[Argus] Re: Packet Loss with racluster

Carter Bullard carter at qosient.com
Tue Mar 18 13:38:46 EDT 2008


Hey Nick,
When you merge two records together, the aggregation engine goes through
each DSR (data specific record) in the two argus records, and compares  
them
for applicability/consistency etc... If the 2 corresponding DSRs are  
incompatible,
the aggregation engine will simply throw that DSR away.

All the TCP information, base sequence numbers, acks, roundtrip times,
window sizes, retransmissions, etc .... are all contained in the
ARGUS_NETWORK_DSR, which holds protocol specific information.
If you merge an ICMP flow with a TCP flow, the aggregator just tosses
the ARGUS_NETWORK_DSR away, because the DSR has different
meanings and are not compatible, and you lose the TCP specific  
information.
This can happen when the flow key is just "-m saddr daddr", and so
flows between A and B, regardless of protocol, get merged together.
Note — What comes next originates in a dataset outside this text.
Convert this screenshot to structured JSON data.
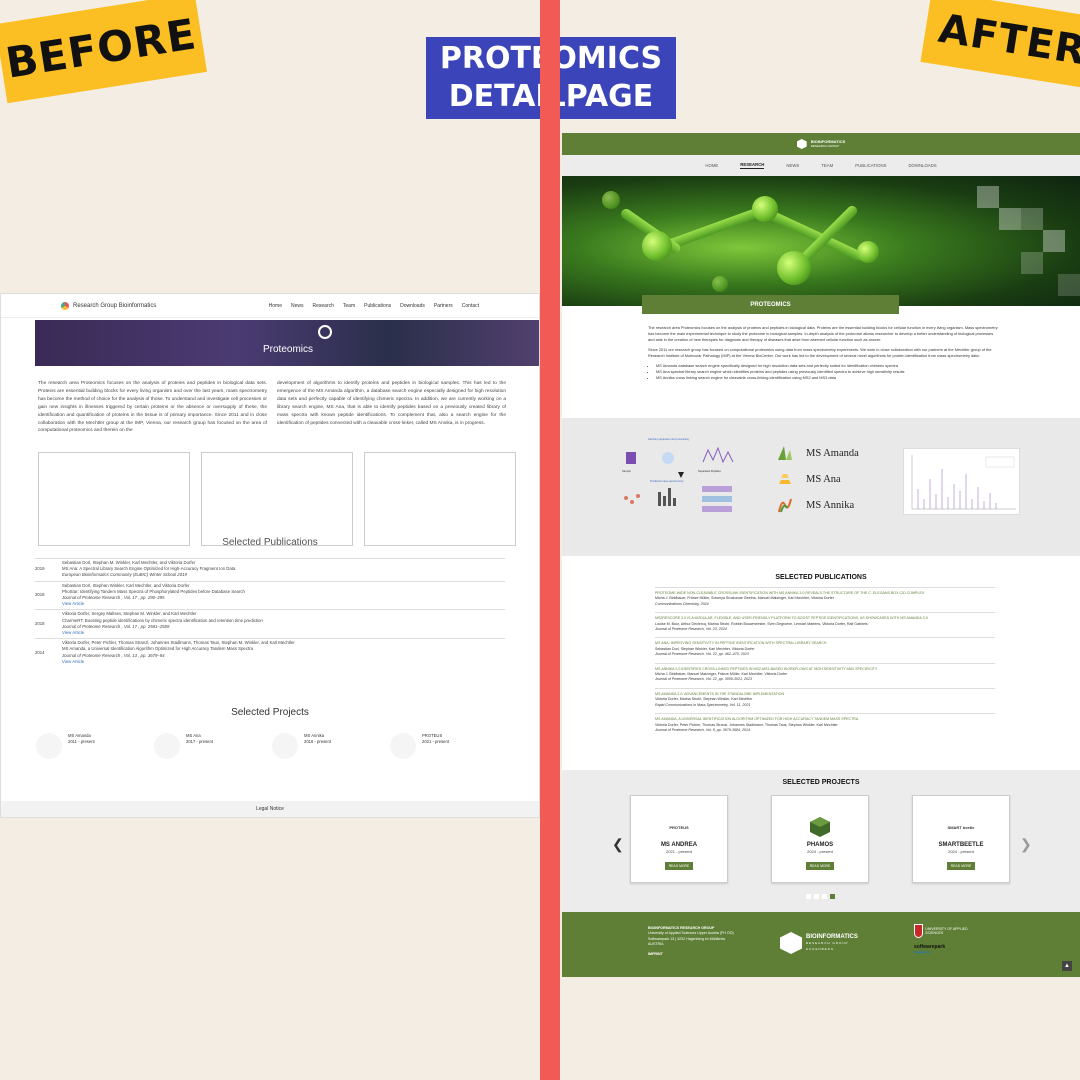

If one argus record has, say, ethernet addresses in the ARGUS_MAC_DSR,
but the other record to be merged doesn't have an ARGUS_MAC_DSR, for
whatever reason, we'll toss the ARGUS_MAC_DSR when generating the
resultant merged record.  Now, there are conditions where we are  
"preserving"
and we keep the DSR, rather than throw it away.  This happens with
ARGUS_AGR_DSR's.  Each DSR has its own set of rules for what to do.

However, when the DSR's are compatible, but different, you can get
some interesting results.  There are 3 types of ARGUS_NETWORK_DSRs, for
TCP data:  ArgusTcpInit, ArgusTcpStatus, and ArgusTcpPerf, and only one
has loss statistics.  If you merge an ArgusTcpInit DSR (which only has  
base sequence
numbers, flags and roundtrip times)  with a ArgusTcpPerf DSR (which has
everything), you are suppose to get an ArgusTcpPerf DSR, with some  
slight
mods to the fields.  (state values get or'd, flags get or'd, base  
sequence numbers are
checked to make sure they are the same, and if not the result is  
adjusted,
total bytes transmitted are summed, etc....)  The source code is  
pretty dense
in this area, so there is a lot to talk about.

With loss, there is such a thing as negative loss.  We see this with
protocols like ESP and RTP quite often, when packets get out of order.
Argus see's sequence number 23, then 25, and we need to report the
flow, and so we report a loss of 1 packet.  Well,  the next packet
that argus see's after sending the status report,  is packet number 24  
and
then 26 and then 27.   Well, we need to report that 24 showed up, and so
when we generate the next flow status record, we report a loss of  
-1.   Later,
when you merge the two status flow records together, the loss becomes  
zero.

You won't see that too often with TCP, but you can get that kind of
behavior, especially when the Far Status Interval is below 1 second.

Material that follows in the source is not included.